Обстановка вокруг была выдержана в ультрамодернистском стиле, примером чему служила разбитая лампа. Хотя этот стиль и не очень подходил для пятикомнатного домика, но зато удовлетворял потребность Эрика в новизне и модерновости. В бешенстве он принялся превращать изысканное убранство комнаты в груду разноцветного мусора. Схватил кресло с такой легкостью, как будто оно весило всего пару фунтов, и швырнул его в тройное зеркало на стене за кроватью. Зеркало взорвалось осколками и осыпало кровать сверкающим дождем. Тяжело дыша, Эрик схватил сломанную напольную лампу за подставку и, размахнувшись, врезал ею по бронзовой скульптуре, стоящей на комоде, использовав тяжелое основание как огромный молоток – бам! – скульптурка полетела на пол. Затем дважды ахнул лампой-молотком по зеркалу над комодом – бам! бам! Осколки брызнули в разные стороны. Он с размаху ударил по картине, висевшей на стене рядом с дверью в ванную комнату, картина свалилась со стены, и он разделался с произведением искусства уже на полу. Он чувствовал себя замечательно, великолепно, лучше некуда, живым. С радостью отдавшись безумной ярости, рычал со звериной злобой или выкрикивал что-то бессвязное, хотя одно слово ему удалось выговорить совершенно четко.

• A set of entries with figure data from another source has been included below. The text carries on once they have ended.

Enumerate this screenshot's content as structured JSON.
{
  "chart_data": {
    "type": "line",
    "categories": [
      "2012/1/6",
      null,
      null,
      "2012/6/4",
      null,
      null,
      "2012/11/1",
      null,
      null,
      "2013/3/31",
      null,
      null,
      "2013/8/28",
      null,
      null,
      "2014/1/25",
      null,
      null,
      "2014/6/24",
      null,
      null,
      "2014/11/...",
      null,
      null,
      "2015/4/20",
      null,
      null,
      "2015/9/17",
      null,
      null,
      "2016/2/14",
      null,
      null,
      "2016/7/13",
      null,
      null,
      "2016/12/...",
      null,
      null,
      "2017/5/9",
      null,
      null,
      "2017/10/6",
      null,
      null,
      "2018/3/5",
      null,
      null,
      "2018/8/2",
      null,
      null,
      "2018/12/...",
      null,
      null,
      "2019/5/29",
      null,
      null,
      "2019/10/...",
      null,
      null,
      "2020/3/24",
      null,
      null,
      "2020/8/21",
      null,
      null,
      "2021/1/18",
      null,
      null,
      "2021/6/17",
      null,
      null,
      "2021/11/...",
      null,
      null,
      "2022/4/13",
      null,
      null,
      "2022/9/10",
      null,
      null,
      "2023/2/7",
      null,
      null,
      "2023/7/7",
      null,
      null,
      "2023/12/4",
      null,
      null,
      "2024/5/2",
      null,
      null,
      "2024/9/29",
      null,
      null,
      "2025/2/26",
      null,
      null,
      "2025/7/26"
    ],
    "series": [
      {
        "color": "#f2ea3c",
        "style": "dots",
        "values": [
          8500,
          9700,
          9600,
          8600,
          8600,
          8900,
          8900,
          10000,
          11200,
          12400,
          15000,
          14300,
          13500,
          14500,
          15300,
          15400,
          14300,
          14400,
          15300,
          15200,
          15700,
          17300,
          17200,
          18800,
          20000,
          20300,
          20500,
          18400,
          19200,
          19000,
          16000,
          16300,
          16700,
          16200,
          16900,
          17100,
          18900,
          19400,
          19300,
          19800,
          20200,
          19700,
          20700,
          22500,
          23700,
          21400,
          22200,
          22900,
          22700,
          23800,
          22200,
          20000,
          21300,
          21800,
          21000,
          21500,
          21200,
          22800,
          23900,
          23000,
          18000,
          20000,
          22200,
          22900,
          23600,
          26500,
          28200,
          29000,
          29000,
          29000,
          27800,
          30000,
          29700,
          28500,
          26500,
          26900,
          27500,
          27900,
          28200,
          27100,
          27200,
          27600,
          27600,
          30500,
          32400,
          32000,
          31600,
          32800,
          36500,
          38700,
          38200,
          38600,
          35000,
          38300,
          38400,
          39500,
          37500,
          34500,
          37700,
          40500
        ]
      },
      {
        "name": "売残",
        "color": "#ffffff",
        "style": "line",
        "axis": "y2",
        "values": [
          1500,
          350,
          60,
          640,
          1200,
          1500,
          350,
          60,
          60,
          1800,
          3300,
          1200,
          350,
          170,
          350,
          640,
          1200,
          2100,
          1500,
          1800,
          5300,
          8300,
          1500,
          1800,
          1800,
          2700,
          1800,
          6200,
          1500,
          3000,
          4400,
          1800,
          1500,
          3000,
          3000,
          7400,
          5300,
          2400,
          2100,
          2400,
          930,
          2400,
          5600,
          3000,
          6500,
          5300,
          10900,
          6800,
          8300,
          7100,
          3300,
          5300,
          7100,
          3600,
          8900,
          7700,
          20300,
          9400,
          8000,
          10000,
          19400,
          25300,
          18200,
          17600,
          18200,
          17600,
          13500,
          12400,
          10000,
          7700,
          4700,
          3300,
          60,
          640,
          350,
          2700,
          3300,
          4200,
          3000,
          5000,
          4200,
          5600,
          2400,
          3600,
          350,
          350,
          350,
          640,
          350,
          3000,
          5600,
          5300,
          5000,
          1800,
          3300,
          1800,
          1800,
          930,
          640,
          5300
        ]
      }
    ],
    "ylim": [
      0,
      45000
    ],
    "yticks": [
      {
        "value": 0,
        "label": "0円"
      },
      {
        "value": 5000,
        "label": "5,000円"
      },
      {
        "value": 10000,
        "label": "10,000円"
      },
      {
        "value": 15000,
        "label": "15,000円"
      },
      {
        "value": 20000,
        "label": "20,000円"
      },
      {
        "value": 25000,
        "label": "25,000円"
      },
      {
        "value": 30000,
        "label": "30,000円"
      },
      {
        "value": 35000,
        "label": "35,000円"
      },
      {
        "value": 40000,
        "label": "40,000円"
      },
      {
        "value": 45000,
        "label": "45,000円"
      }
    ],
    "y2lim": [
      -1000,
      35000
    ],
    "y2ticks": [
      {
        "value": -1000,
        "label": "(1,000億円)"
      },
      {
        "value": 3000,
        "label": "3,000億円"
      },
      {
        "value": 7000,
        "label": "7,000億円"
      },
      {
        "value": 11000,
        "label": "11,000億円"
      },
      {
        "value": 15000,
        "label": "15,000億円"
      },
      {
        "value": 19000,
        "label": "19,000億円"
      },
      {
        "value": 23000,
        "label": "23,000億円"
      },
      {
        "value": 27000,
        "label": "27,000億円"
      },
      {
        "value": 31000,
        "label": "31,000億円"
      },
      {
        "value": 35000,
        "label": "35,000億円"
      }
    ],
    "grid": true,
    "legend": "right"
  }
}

– Рейчел! – прокричал он с безграничной ненавистью, брызгая слюной. – Рейчел, Рейчел. – Он стукнул своим импровизированным молотком по подвернувшемуся под руку белому полированному столику, который стоял около кресла, и колотил по нему, пока тот не превратился в щепки. – Рейчел, Рейчел. – Саданул по лампе на прикроватной тумбочке, и лампа грохнулась на пол. Бам! Кровь бешено пульсировала в висках, в ушах стоял звон, а он колотил по тумбочке, пока не отбил все ручки у ящиков, колотил по стене, повторяя: «Рейчел», колотил и колотил, пока его импровизированное орудие не согнулось так, что больше не годилось для его целей. Со злостью отбросив его в сторону, Эрик ухватился за занавески и сорвал их с перекладины, сдернул еще одну картину со стены и пробил ее ногой насквозь: «Рейчел, Рейчел, Рейчел». Он уже заметно качался, хватаясь за воздух руками, и поворачивался по кругу, как взбесившийся бык, потом вдруг почувствовал, что не может дышать, что безумный гнев покидает его, что сумасшедшая потребность разрушения уходит, уходит, и он опустился на пол, сперва на колени, потом лег ничком, повернув голову набок и зарывшись лицом в ковер, пытаясь отдышаться.